Andon Labs, the parent company of iHealth Labs, got FDA clearance in February for the iHealth Track Blood Pressure Monitor, a new smartphone-connected blood pressure cuff. It’s very similar to a previously-cleared version of the device, according to the summary document. “Only their appearance, the memory capacity, electrical power, measure process, average measure function and the MCU are different, and a new software platform has been added,” the document says.
Shanghai-based Biolight Meditech received clearance in January for a wireless connected thermometer. The battery-powered, handheld device can take temperature orally or under the arm and transmits the data via Bluetooth to an iOS or Android app called Temp Sitter.
TaiDoc Technology, a Taiwanese firm, received FDA clearance in March for a Bluetooth-enabled pulse oximeter. The device is part of a large suite of connected devices for telehealth that TaiDoc offers to providers.
Other FDA-related news
In early June that the FDA offered up a draft guidance document to help medical device makers better understand how the agency thinks about patient access to data. While the FDA's guidance document encourages device makers to share data with patients, it also suggests these companies take into consideration the best way to share this information "to ensure it is useable by patients and to avoid the disclosure of confusing or unclear information that could be misinterpreted."
As their famous rallying cry states, the patients behind the Nightscout project for creating a do-it-yourself mobile technology for diabetes management are not waiting for approval from the FDA. But that doesn't mean they aren't seeking it, or that they haven't been in contact with the regulatory organization to make sure Nightscout is as safe as it can be. In an editorial published in the Journal of the American Medical Association, Dr. Joyce Lee and Emily Hirschfield of the University of Michigan, as well as Nightscout Foundation President James Wedding, wrote about some of the triumphs and challenges the now-two-year-old patient-led initiative has faced.
In late April the FDA declined to approve what would have been the first mass market drug to incorporate Proteus Digital Health's ingestible sensor.
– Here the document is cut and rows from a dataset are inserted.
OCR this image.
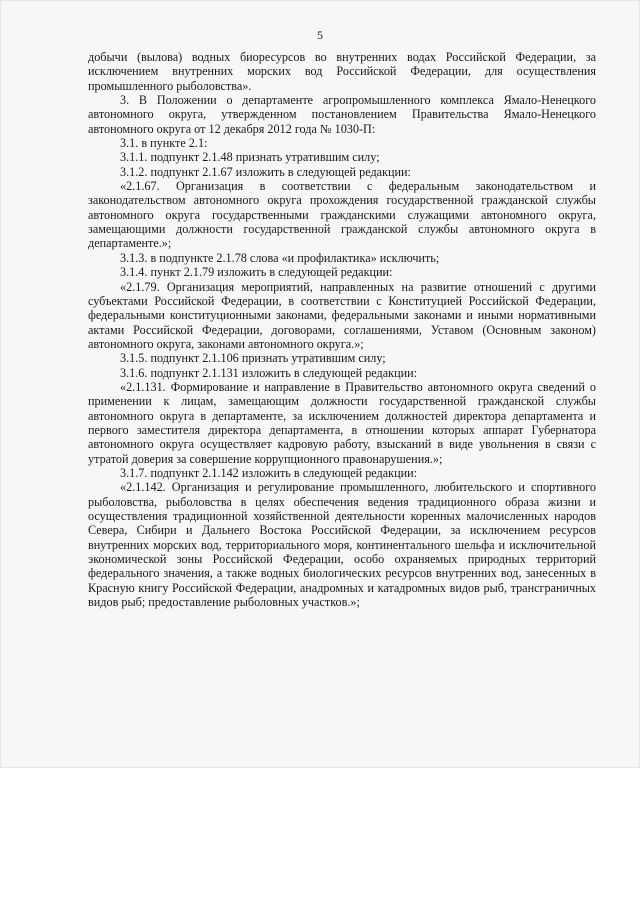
5

добычи (вылова) водных биоресурсов во внутренних водах Российской Федерации, за исключением внутренних морских вод Российской Федерации, для осуществления промышленного рыболовства».

3. В Положении о департаменте агропромышленного комплекса Ямало-Ненецкого автономного округа, утвержденном постановлением Правительства Ямало-Ненецкого автономного округа от 12 декабря 2012 года № 1030-П:

3.1. в пункте 2.1:

3.1.1. подпункт 2.1.48 признать утратившим силу;

3.1.2. подпункт 2.1.67 изложить в следующей редакции:

«2.1.67. Организация в соответствии с федеральным законодательством и законодательством автономного округа прохождения государственной гражданской службы автономного округа государственными гражданскими служащими автономного округа, замещающими должности государственной гражданской службы автономного округа в департаменте.»;

3.1.3. в подпункте 2.1.78 слова «и профилактика» исключить;

3.1.4. пункт 2.1.79 изложить в следующей редакции:

«2.1.79. Организация мероприятий, направленных на развитие отношений с другими субъектами Российской Федерации, в соответствии с Конституцией Российской Федерации, федеральными конституционными законами, федеральными законами и иными нормативными актами Российской Федерации, договорами, соглашениями, Уставом (Основным законом) автономного округа, законами автономного округа.»;

3.1.5. подпункт 2.1.106 признать утратившим силу;

3.1.6. подпункт 2.1.131 изложить в следующей редакции:

«2.1.131. Формирование и направление в Правительство автономного округа сведений о применении к лицам, замещающим должности государственной гражданской службы автономного округа в департаменте, за исключением должностей директора департамента и первого заместителя директора департамента, в отношении которых аппарат Губернатора автономного округа осуществляет кадровую работу, взысканий в виде увольнения в связи с утратой доверия за совершение коррупционного правонарушения.»;

3.1.7. подпункт 2.1.142 изложить в следующей редакции:

«2.1.142. Организация и регулирование промышленного, любительского и спортивного рыболовства, рыболовства в целях обеспечения ведения традиционного образа жизни и осуществления традиционной хозяйственной деятельности коренных малочисленных народов Севера, Сибири и Дальнего Востока Российской Федерации, за исключением ресурсов внутренних морских вод, территориального моря, континентального шельфа и исключительной экономической зоны Российской Федерации, особо охраняемых природных территорий федерального значения, а также водных биологических ресурсов внутренних вод, занесенных в Красную книгу Российской Федерации, анадромных и катадромных видов рыб, трансграничных видов рыб; предоставление рыболовных участков.»;
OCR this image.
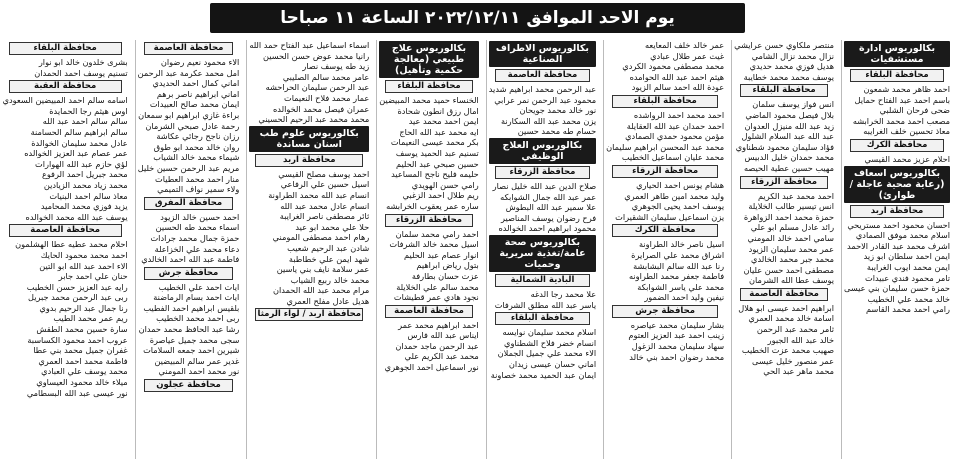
يوم الاحد الموافق ٢٠٢٢/١٢/١١ الساعة ١١ صباحا
بكالوريوس ادارة مستشفيات
محافظة البلقاء
احمد ظاهر محمد شمعون
باسم احمد عبد الفتاح حمايل
ضحى فرحان الشلبي
مصعب احمد محمد الخرابشه
معاذ تحسين خلف الغرايبه
محافظة الكرك
احلام عزيز محمد القيسي
بكالوريوس اسعاف (رعاية صحية عاجلة / طوارئ)
محافظة اربد
احسان محمود احمد مستريحي
اسلام محمد موفق الصمادي
اشرف محمد عبد القادر الاحمد
ايمن احمد سلطان ابو زيد
ايمن محمد ايوب الغرايبة
تامر محمود فندي عبيدات
حمزة حسن سليمان بني عيسى
خالد محمد علي الخطيب
رامي احمد محمد القاسم
منتصر ملكاوي حسن عرايشي
نزال محمد نزال الشامي
هديل فوزي محمد حديدي
يوسف محمد محمد خطايبة
محافظة البلقاء
انس فواز يوسف سلمان
بلال فيصل محمود الماضي
زيد عبد الله منيزل العدوان
عبد الله عبد السلام الشلول
فؤاد سليمان محمود شطناوي
محمد حمدان خليل الدبيس
مهيب حسين عطية الحيصه
محافظة الزرقاء
احمد محمد عبد الكريم
انس تيسير طالب الخلايلة
حمزة محمد احمد الزواهرة
رائد عادل مسلم ابو علي
سامي احمد خالد المومني
عمر محمد سليمان الزيود
محمد جبر محمد الخالدي
مصطفى احمد حسن عليان
يوسف عطا الله الشرمان
محافظة العاصمة
ابراهيم احمد عيسى ابو هلال
اسامة خالد محمد العمري
ثامر محمد عبد الرحمن
خالد عبد الله الجبور
صهيب محمد عزت الخطيب
عمر منصور خليل عيسى
محمد ماهر عبد الحي
عمر خالد خلف المعايعه
غيث عمر طلال عبادي
محمد مصطفى محمود الكردي
هيثم احمد عبد الله الحوامده
عودة الله احمد سالم الزيود
محافظة البلقاء
احمد محمد احمد الرواشده
احمد حمدان عبد الله العقايلة
مؤمن محمود حمدي الصمادي
محمد عبد المحسن ابراهيم سليمان
محمد عليان اسماعيل الخطيب
محافظة الزرقاء
هشام يونس احمد الحياري
وليد محمد امين طاهر العمري
يوسف احمد يحيى الجوهري
يزن اسماعيل سليمان الشقيرات
محافظة الكرك
اسيل ناصر خالد الطراونة
اشراق محمد علي الصرايرة
رنا عبد الله سالم البشابشة
فاطمة جعفر محمد الطراونه
محمد علي ياسر الشوابكة
نيفين وليد احمد الضمور
محافظة جرش
بشار سليمان محمد عياصره
زينب احمد عبد العزيز العتوم
سهاد سليمان محمد الزغول
محمد رضوان احمد بني خالد
بكالوريوس الاطراف الصناعية
محافظة العاصمة
عبد الرحمن محمد ابراهيم شديد
محمود عبد الرحمن نمر عرابي
نور خالد محمد جويحان
يزن محمد عبد الله السكارنة
حسام طه محمد حسين
بكالوريوس العلاج الوظيفي
محافظة الزرقاء
صلاح الدين عبد الله خليل نصار
عمر عبد الله جمال الشوابكه
علا سمير عبد الله البطوش
فرح رضوان يوسف المناصير
محمود ابراهيم احمد الخوالده
بكالوريوس صحة عامة/تغذية سريرية وحميات
البادية الشمالية
علا محمد رجا الدغه
ياسر عبد الله مطلق الشرفات
محافظة البلقاء
اسلام محمد سليمان نوايسه
انسام خضر فلاح الشطناوي
الاء محمد علي جميل الجملان
اماني حسان عيسى زيدان
ايمان عبد الحميد محمد خصاونة
بكالوريوس علاج طبيعي (معالجة حكمية وتأهيل)
محافظة البلقاء
الخنساء حميد محمد المبيضين
امال رزق انطون شحادة
ايمن احمد محمد عيد
ايه محمد عبد الله الحاج
بكر محمد عيسى النعيمات
تسنيم عبد الحميد يوسف
حسين صبحي عبد الحليم
حليمه فليح ناجح المساعيد
رامي حسن الهويدي
ريم طلال احمد الزغبي
ساره عمر يعقوب الخرابشه
محافظة الزرقاء
احمد رامي محمد سلمان
اسيل محمد خالد الشرفات
انوار عصام عبد الحليم
بتول رياض ابراهيم
عزت حسان بطارفة
محمد سالم علي الخلايلة
نجود هادي عمر قطيشات
محافظة العاصمة
احمد ابراهيم محمد عمر
ايناس عبد الله فارس
عبد الرحمن ماجد حمدان
محمد عبد الكريم علي
نور اسماعيل احمد الجوهري
اسماء اسماعيل عبد الفتاح حمد الله
رانيا محمد عوض حسن الحسين
زيد طه يوسف نصار
عامر محمد سالم الصليبي
عبد الرحمن سليمان الحراحشه
عمار محمد فلاح النعيمات
عمران فيصل محمد الخوالده
محمد محمد عبد الرحيم الحسيني
بكالوريوس علوم طب اسنان مساندة
محافظة اربد
احمد يوسف مصلح القيسي
اسيل حسين علي الرفاعي
انسام عبد الله محمد الطراونة
انسام عادل محمد عبد الله
ثائر مصطفى ناصر الغرايبة
حلا علي محمد ابو عيد
رهام احمد مصطفى المومني
شادن عبد الرحيم شعيب
شهد ايمن علي خطاطبة
عمر سلامة نايف بني ياسين
محمد خالد ربيع الشياب
مرام محمد عبد الله الحمدان
هديل عادل مفلح العمري
محافظة اربد / لواء الرمثا
محافظة العاصمة
الاء محمود نعيم رضوان
امل محمد عكرمة عبد الرحمن
اماني كمال احمد الحديدي
اماني ابراهيم ناصر برهم
ايمان محمد صالح العبيدات
براءة غازي ابراهيم ابو سمعان
رحمة عادل صبحي الشرمان
رزان ناجح رجائي عكاشة
روان خالد محمد ابو طوق
شيماء محمد خالد الشياب
مريم عبد الرحمن حسين خليل
منار احمد محمد العطيات
ولاء سمير نواف التميمي
محافظة المفرق
احمد حسين خالد الزيود
اسماء محمد طه الحسين
حمزة جمال محمد جرادات
دعاء محمد علي الخزاعلة
فاطمة عبد الله احمد الخالدي
محافظة جرش
ايات احمد علي الخطيب
ايات احمد بسام الرماضنة
بلقيس ابراهيم احمد الفطيب
ربى احمد محمد الخطيب
رشا عبد الحافظ محمد حمدان
سجى محمد جميل عياصرة
شيرين احمد جمعه السلامات
غدير عمر سالم المبيضين
نور محمد احمد المومني
محافظة عجلون
محافظة البلقاء
بشرى خلدون خالد ابو نوار
تسنيم يوسف احمد الحمدان
محافظة العقبة
اسامه سالم احمد المبيضين السعودي
اوس هيثم رجا الحمايدة
سالم سالم احمد عبد الله
سالم ابراهيم سالم الحسامنة
عادل محمد سليمان الخوالدة
عمر عصام عبد العزيز الخوالده
لؤي حازم عبد الله الهوارات
محمد جبريل احمد الرفوع
محمد زياد محمد الزيادين
معاذ سالم احمد البنيات
يزيد فوزي محمد المحاميد
يوسف عبد الله محمد الخوالده
محافظة العاصمة
احلام محمد عطيه عطا الهشلمون
احمد محمد محمود الحايك
الاء احمد عبد الله ابو التين
حنان علي احمد جابر
رايه عبد العزيز حسن الخطيب
ربى عبد الرحمن محمد جبريل
رنا جمال عبد الرحيم بدوي
ريم عمر محمد الطيب
سارة حسين محمد الطقش
عروب احمد محمود الكساسبة
غفران جميل محمد بني عطا
فاطمة محمد احمد العمري
محمد يوسف علي العبادي
ميلاء خالد محمود العيساوي
نور عيسى عبد الله البسطامي
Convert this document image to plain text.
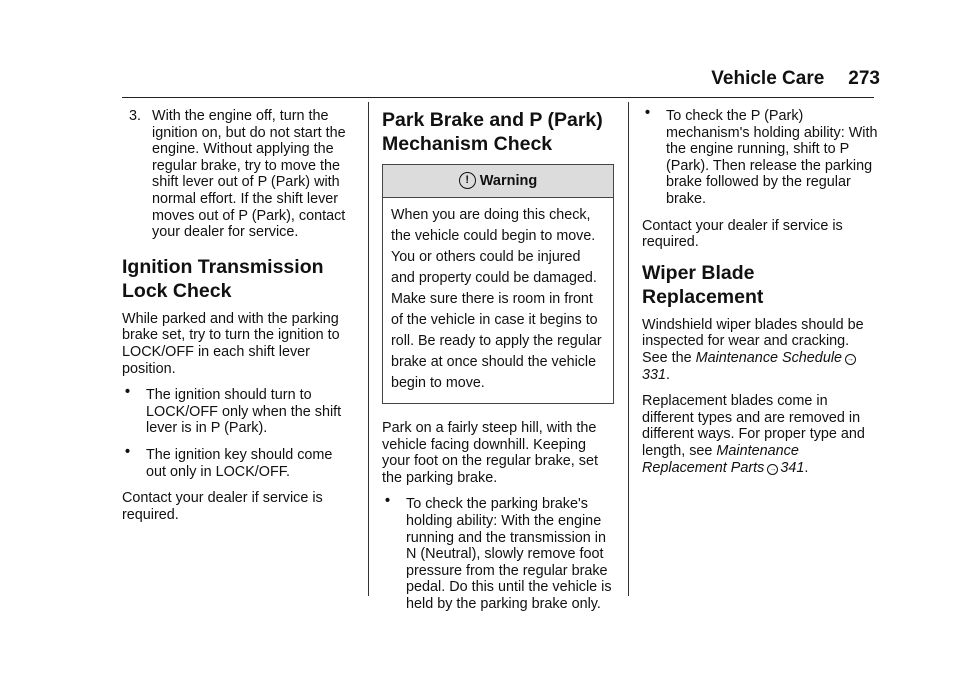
Vehicle Care 273
3. With the engine off, turn the ignition on, but do not start the engine. Without applying the regular brake, try to move the shift lever out of P (Park) with normal effort. If the shift lever moves out of P (Park), contact your dealer for service.
Ignition Transmission
Lock Check

While parked and with the parking brake set, try to turn the ignition to LOCK/OFF in each shift lever position.

• The ignition should turn to LOCK/OFF only when the shift lever is in P (Park).
• The ignition key should come out only in LOCK/OFF.

Contact your dealer if service is required.

Park Brake and P (Park)
Mechanism Check
! Warning
When you are doing this check, the vehicle could begin to move. You or others could be injured and property could be damaged. Make sure there is room in front of the vehicle in case it begins to roll. Be ready to apply the regular brake at once should the vehicle begin to move.

Park on a fairly steep hill, with the vehicle facing downhill. Keeping your foot on the regular brake, set the parking brake.

• To check the parking brake's holding ability: With the engine running and the transmission in N (Neutral), slowly remove foot pressure from the regular brake pedal. Do this until the vehicle is held by the parking brake only.
• To check the P (Park) mechanism's holding ability: With the engine running, shift to P (Park). Then release the parking brake followed by the regular brake.

Contact your dealer if service is required.

Wiper Blade Replacement

Windshield wiper blades should be inspected for wear and cracking. See the Maintenance Schedule →331.

Replacement blades come in different types and are removed in different ways. For proper type and length, see Maintenance Replacement Parts → 341.
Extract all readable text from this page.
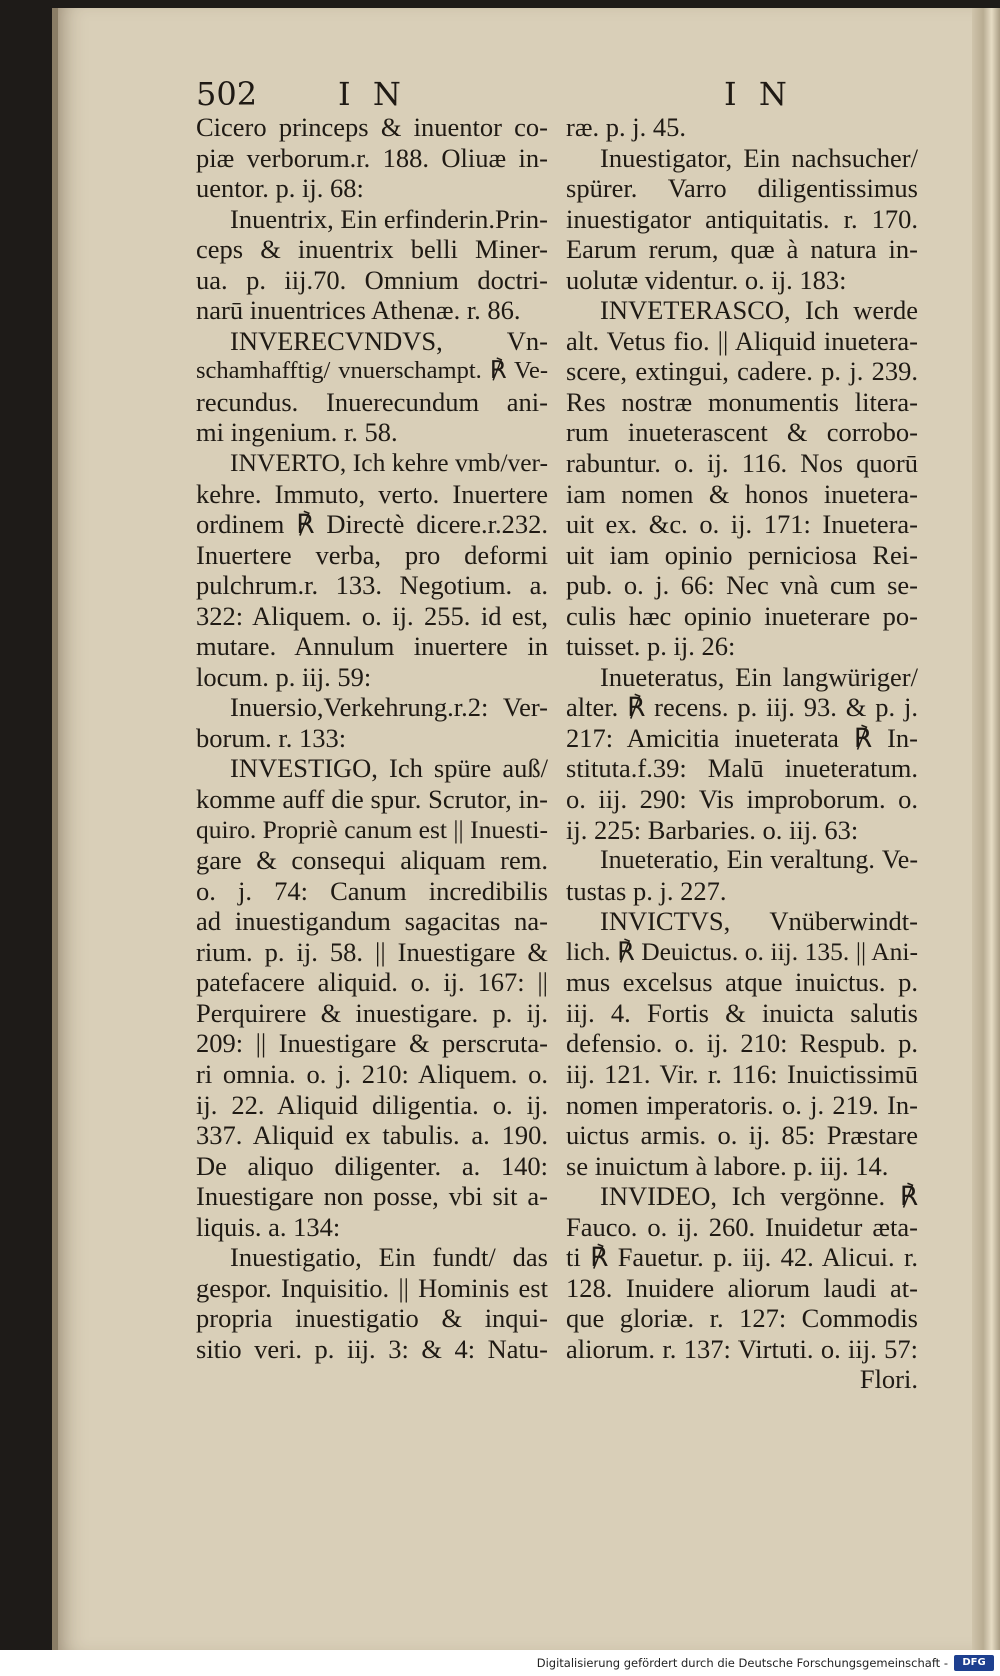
502	I N	I N
Cicero princeps & inuentor co-
piæ verborum.r. 188. Oliuæ in-
uentor. p. ij. 68:
Inuentrix, Ein erfinderin.Prin-
ceps & inuentrix belli Miner-
ua. p. iij.70. Omnium doctri-
narū inuentrices Athenæ. r. 86.
INVERECVNDVS, Vn-
schamhafftig/ vnuerschampt. ℟ Ve-
recundus. Inuerecundum ani-
mi ingenium. r. 58.
INVERTO, Ich kehre vmb/ver-
kehre. Immuto, verto. Inuertere
ordinem ℟ Directè dicere.r.232.
Inuertere verba, pro deformi
pulchrum.r. 133. Negotium. a.
322: Aliquem. o. ij. 255. id est,
mutare. Annulum inuertere in
locum. p. iij. 59:
Inuersio,Verkehrung.r.2: Ver-
borum. r. 133:
INVESTIGO, Ich spüre auß/
komme auff die spur. Scrutor, in-
quiro. Propriè canum est || Inuesti-
gare & consequi aliquam rem.
o. j. 74: Canum incredibilis
ad inuestigandum sagacitas na-
rium. p. ij. 58. || Inuestigare &
patefacere aliquid. o. ij. 167: ||
Perquirere & inuestigare. p. ij.
209: || Inuestigare & perscruta-
ri omnia. o. j. 210: Aliquem. o.
ij. 22. Aliquid diligentia. o. ij.
337. Aliquid ex tabulis. a. 190.
De aliquo diligenter. a. 140:
Inuestigare non posse, vbi sit a-
liquis. a. 134:
Inuestigatio, Ein fundt/ das
gespor. Inquisitio. || Hominis est
propria inuestigatio & inqui-
sitio veri. p. iij. 3: & 4: Natu-
ræ. p. j. 45.
Inuestigator, Ein nachsucher/
spürer. Varro diligentissimus
inuestigator antiquitatis. r. 170.
Earum rerum, quæ à natura in-
uolutæ videntur. o. ij. 183:
INVETERASCO, Ich werde
alt. Vetus fio. || Aliquid inuetera-
scere, extingui, cadere. p. j. 239.
Res nostræ monumentis litera-
rum inueterascent & corrobo-
rabuntur. o. ij. 116. Nos quorū
iam nomen & honos inuetera-
uit ex. &c. o. ij. 171: Inuetera-
uit iam opinio perniciosa Rei-
pub. o. j. 66: Nec vnà cum se-
culis hæc opinio inueterare po-
tuisset. p. ij. 26:
Inueteratus, Ein langwüriger/
alter. ℟ recens. p. iij. 93. & p. j.
217: Amicitia inueterata ℟ In-
stituta.f.39: Malū inueteratum.
o. iij. 290: Vis improborum. o.
ij. 225: Barbaries. o. iij. 63:
Inueteratio, Ein veraltung. Ve-
tustas p. j. 227.
INVICTVS, Vnüberwindt-
lich. ℟ Deuictus. o. iij. 135. || Ani-
mus excelsus atque inuictus. p.
iij. 4. Fortis & inuicta salutis
defensio. o. ij. 210: Respub. p.
iij. 121. Vir. r. 116: Inuictissimū
nomen imperatoris. o. j. 219. In-
uictus armis. o. ij. 85: Præstare
se inuictum à labore. p. iij. 14.
INVIDEO, Ich vergönne. ℟
Fauco. o. ij. 260. Inuidetur æta-
ti ℟ Fauetur. p. iij. 42. Alicui. r.
128. Inuidere aliorum laudi at-
que gloriæ. r. 127: Commodis
aliorum. r. 137: Virtuti. o. iij. 57:
Flori.
Digitalisierung gefördert durch die Deutsche Forschungsgemeinschaft -	DFG
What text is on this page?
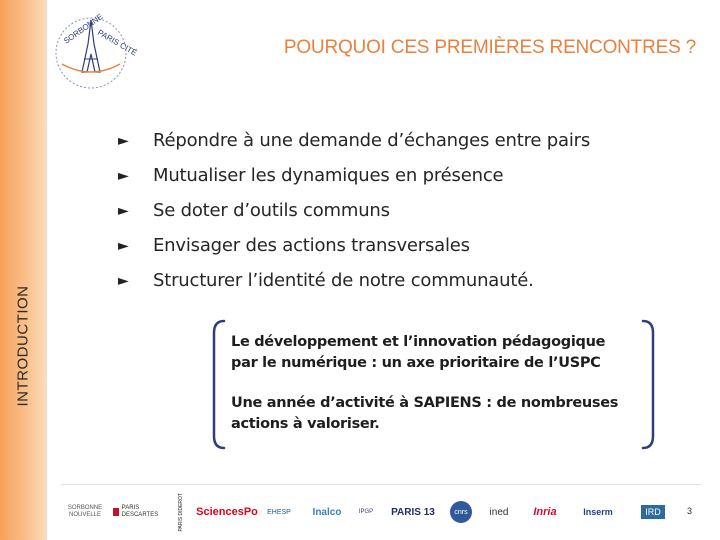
INTRODUCTION
SORBONNE
PARIS CITÉ	POURQUOI CES PREMIÈRES RENCONTRES ?
►	Répondre à une demande d’échanges entre pairs
►	Mutualiser les dynamiques en présence
►	Se doter d’outils communs
►	Envisager des actions transversales
►	Structurer l’identité de notre communauté.

Le développement et l’innovation pédagogique

par le numérique : un axe prioritaire de l’USPC

Une année d’activité à SAPIENS : de nombreuses

actions à valoriser.

SORBONNE NOUVELLE
PARIS DESCARTES	PARIS DIDEROT SciencesPo EHESP Inalco	IPGP PARIS 13	cnrs	ined Inria	Inserm	IRD	3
The drug, a collaboration between Proteus and Otsuka Pharmaceuticals, combines the Proteus system with the antipsychotic pharmaceutical Abilify.Proteus and Otsuka submitted the system as a new drug application (NDA) in September 2015. Because both halves of the system are already cleared or approved by the FDA, the companies expected a swift approval. Instead, they were issued a Complete Response Letter (CRL), a non-public document issued by the FDA that lays out the additional steps a non-approved drug must take to secure approval.
Smartphone-based eye exams, the province of a growing number of digital health startups, caught the attention of the American Optometric Association this quarter. The AOA penned a letter to the FDA asking that the agency impose stricter guidance on Opternative, a smartphone-based eye exam startup that raised $6 million earlier this year. Opternative is registered with the FDA as a Class 1 device, which do not require pre-market approval. CEO Aaron Dallek told MobiHealthNews in February that the technology is robust and validated.